9. Von Willebrand Disease
Von Willebrand Disease is an inherited bleeding disorder affecting blood clotting.
- Symptoms: Dogs with Von Willebrand Disease may experience prolonged bleeding from minor injuries or surgeries.
- Causes: The disease is caused by a deficiency of the von Willebrand factor, an important blood clotting protein.
- Treatment: There is no cure, but careful management during medical procedures can prevent excessive bleeding.
10. Gastrointestinal Issues (Gastric Dilatation-Volvulus, Flatulence)
Boston Terriers may be prone to gastrointestinal issues like gastric dilatation-volvulus (GDV), commonly known as bloat and flatulence due to their body structure and diet.
- Symptoms: Bloat can manifest as a distended abdomen, restlessness, unsuccessful attempts to vomit and weakness. Flatulence is characterized by excessive gas production and foul-smelling emissions.
- Causes: GDV can occur when the stomach becomes twisted, trapping air and preventing the escape of gas. Flatulence can result from swallowing air while eating or due to food intolerances.
- Treatment: GDV requires immediate medical attention and surgery may be necessary. For flatulence, dietary changes, reducing meal size and slowing down eating may help.

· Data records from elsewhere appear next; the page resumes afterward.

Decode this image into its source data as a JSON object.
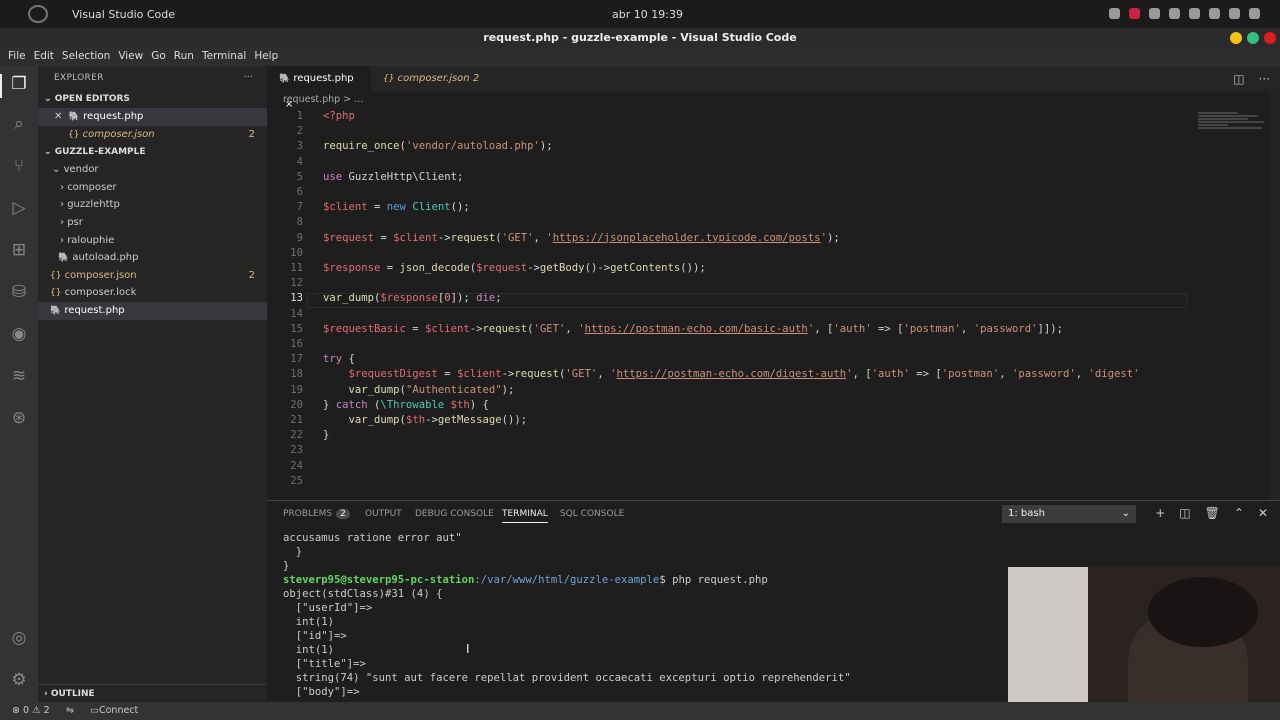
{
  "os": {
    "app_name": "Visual Studio Code",
    "clock": "abr 10  19:39"
  },
  "window": {
    "title": "request.php - guzzle-example - Visual Studio Code"
  },
  "menu": [
    "File",
    "Edit",
    "Selection",
    "View",
    "Go",
    "Run",
    "Terminal",
    "Help"
  ],
  "activity_icons": [
    "explorer-icon",
    "search-icon",
    "source-control-icon",
    "run-debug-icon",
    "extensions-icon",
    "database-icon",
    "spotify-icon",
    "docker-icon",
    "git-graph-icon",
    "account-icon",
    "settings-gear-icon"
  ],
  "sidebar": {
    "header": "EXPLORER",
    "open_editors_title": "OPEN EDITORS",
    "open_editors": [
      {
        "name": "request.php",
        "badge": ""
      },
      {
        "name": "composer.json",
        "badge": "2"
      }
    ],
    "project_title": "GUZZLE-EXAMPLE",
    "tree": [
      {
        "name": "vendor",
        "badge": ""
      },
      {
        "name": "composer",
        "badge": ""
      },
      {
        "name": "guzzlehttp",
        "badge": ""
      },
      {
        "name": "psr",
        "badge": ""
      },
      {
        "name": "ralouphie",
        "badge": ""
      },
      {
        "name": "autoload.php",
        "badge": ""
      },
      {
        "name": "composer.json",
        "badge": "2"
      },
      {
        "name": "composer.lock",
        "badge": ""
      },
      {
        "name": "request.php",
        "badge": ""
      }
    ],
    "outline_title": "OUTLINE"
  },
  "editor": {
    "tabs": [
      {
        "label": "request.php",
        "close": "×"
      },
      {
        "label": "composer.json 2"
      }
    ],
    "breadcrumb": "request.php > ...",
    "line_numbers": [
      "1",
      "2",
      "3",
      "4",
      "5",
      "6",
      "7",
      "8",
      "9",
      "10",
      "11",
      "12",
      "13",
      "14",
      "15",
      "16",
      "17",
      "18",
      "19",
      "20",
      "21",
      "22",
      "23",
      "24",
      "25"
    ],
    "current_line": "13",
    "code": {
      "l1": "<?php",
      "l3_fn": "require_once",
      "l3_str": "'vendor/autoload.php'",
      "l5_kw": "use",
      "l5_ns": "GuzzleHttp\\Client",
      "l7_var": "$client",
      "l7_kw": "new",
      "l7_cls": "Client",
      "l9_var": "$request",
      "l9_var2": "$client",
      "l9_fn": "request",
      "l9_str": "'GET'",
      "l9_url": "https://jsonplaceholder.typicode.com/posts",
      "l11_var": "$response",
      "l11_fn": "json_decode",
      "l11_var2": "$request",
      "l11_fn2": "getBody",
      "l11_fn3": "getContents",
      "l13_fn": "var_dump",
      "l13_var": "$response",
      "l13_idx": "0",
      "l13_kw": "die",
      "l15_var": "$requestBasic",
      "l15_var2": "$client",
      "l15_fn": "request",
      "l15_str": "'GET'",
      "l15_url": "https://postman-echo.com/basic-auth",
      "l15_s1": "'auth'",
      "l15_s2": "'postman'",
      "l15_s3": "'password'",
      "l17_kw": "try",
      "l18_var": "$requestDigest",
      "l18_var2": "$client",
      "l18_fn": "request",
      "l18_str": "'GET'",
      "l18_url": "https://postman-echo.com/digest-auth",
      "l18_s1": "'auth'",
      "l18_s2": "'postman'",
      "l18_s3": "'password'",
      "l18_s4": "'digest'",
      "l19_fn": "var_dump",
      "l19_str": "\"Authenticated\"",
      "l20_kw": "catch",
      "l20_cls": "\\Throwable",
      "l20_var": "$th",
      "l21_fn": "var_dump",
      "l21_var": "$th",
      "l21_fn2": "getMessage"
    }
  },
  "panel": {
    "tabs": [
      {
        "label": "PROBLEMS",
        "badge": "2"
      },
      {
        "label": "OUTPUT"
      },
      {
        "label": "DEBUG CONSOLE"
      },
      {
        "label": "TERMINAL"
      },
      {
        "label": "SQL CONSOLE"
      }
    ],
    "terminal_select": "1: bash",
    "terminal": {
      "t1": "accusamus ratione error aut\"",
      "t2": "  }",
      "t3": "}",
      "prompt_user": "steverp95@steverp95-pc-station",
      "prompt_path": ":/var/www/html/guzzle-example",
      "prompt_cmd": "$ php request.php",
      "t5": "object(stdClass)#31 (4) {",
      "t6": "  [\"userId\"]=>",
      "t7": "  int(1)",
      "t8": "  [\"id\"]=>",
      "t9": "  int(1)",
      "t10": "  [\"title\"]=>",
      "t11": "  string(74) \"sunt aut facere repellat provident occaecati excepturi optio reprehenderit\"",
      "t12": "  [\"body\"]=>"
    }
  },
  "statusbar": {
    "errors": "⊗ 0 ⚠ 2",
    "connect": "Connect"
  }
}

Precautions & Preventative Measures
To ensure the health and well-being of your Boston Terrier, it’s essential to take preventive measures and follow specific precautions. By being proactive in their care, you can minimize the risk of health issues and provide them with a happy and fulfilling life.
- Provide a balanced and nutritious diet suitable for your dog’s age, size and activity level.
- Regular exercise to maintain a healthy weight and muscle tone.
- Avoid exposing your Boston Terrier to extreme heat or cold, as their flat faces make temperature regulation challenging.
- Use a harness instead of a collar to reduce pressure on the neck and throat.
- Schedule regular check-ups with a veterinarian for early detection and management of potential health issues.
What Do Boston Terriers Usually Die From?
Boston Terriers typically die from a variety of causes, including old age, cancer and heart-related issues. Providing proper care and regular check-ups can help prolong their lifespan and enhance their quality of life.